4 August 2006
Contraception and the realities of life
In a feature on 'slut counselling' in the Times (London), Ann Furedi, chief executive of bpas, examines why young women have unprotected sex.
‘A recent survey of bpas clients showed that 40 per cent of the 60,000 women who come to us each year for an abortion were not using contraception when they got pregnant.
‘The popular view is that these women are young, vulnerable, ignorant. On the contrary, they’re mostly intelligent, capable, articulate, know the risks of unprotected sex and where to get contraception; eight women in ten we see say they usually use it. They are not habitual “risk takers”, but when it comes to sex they abandon caution.
‘Why? Because for many women, especially outside a long-term relationship, sex is about “now” and contraception is thinking about the “future”, and in the heat of the clinch, the two don’t always go together.
‘This is the frustration for sexual-health doctors. For them “good sex” is planned, with condoms purchased and by the bed, and lines to get a partner to use one are mentally rehearsed. But for many of us “good sex” is passionate, spontaneous, back-seat-of-the-car sex that defies “family planning”.
‘It’s a problem. Hormone methods of contraception give round-the-clock pregnancy protection, and the morning-after pill provides a second chance to limit pregnancy risks if you have unprotected sex, but the risk of infection remains. Condoms protect against both, but despite the best of intentions tend to stay in the packet.
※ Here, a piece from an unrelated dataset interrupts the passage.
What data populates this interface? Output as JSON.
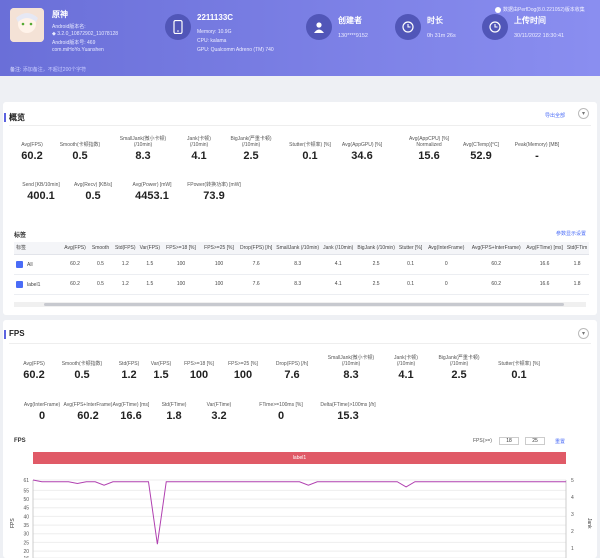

‘The best thing we can all do is to be aware of how life is. Doctors need to accept that women who have risky sex aren’t necessarily ignorant, immature or otherwise dysfunctional, but normal. There’s no “slut counselling” at bpas. There’s an opportunity to discuss whether your contraceptive is the best for your life and a chance to be tested for infection. We encourage clients to keep morning-after pills at home, so the next time they throw caution to the wind they lessen their chance of needing an abortion — as chances are, there will be a next time. After all, sex is hot.’
Published as part of the feature article ‘Smart girls who ought to know better’ in the Times (London), 29 July 2006.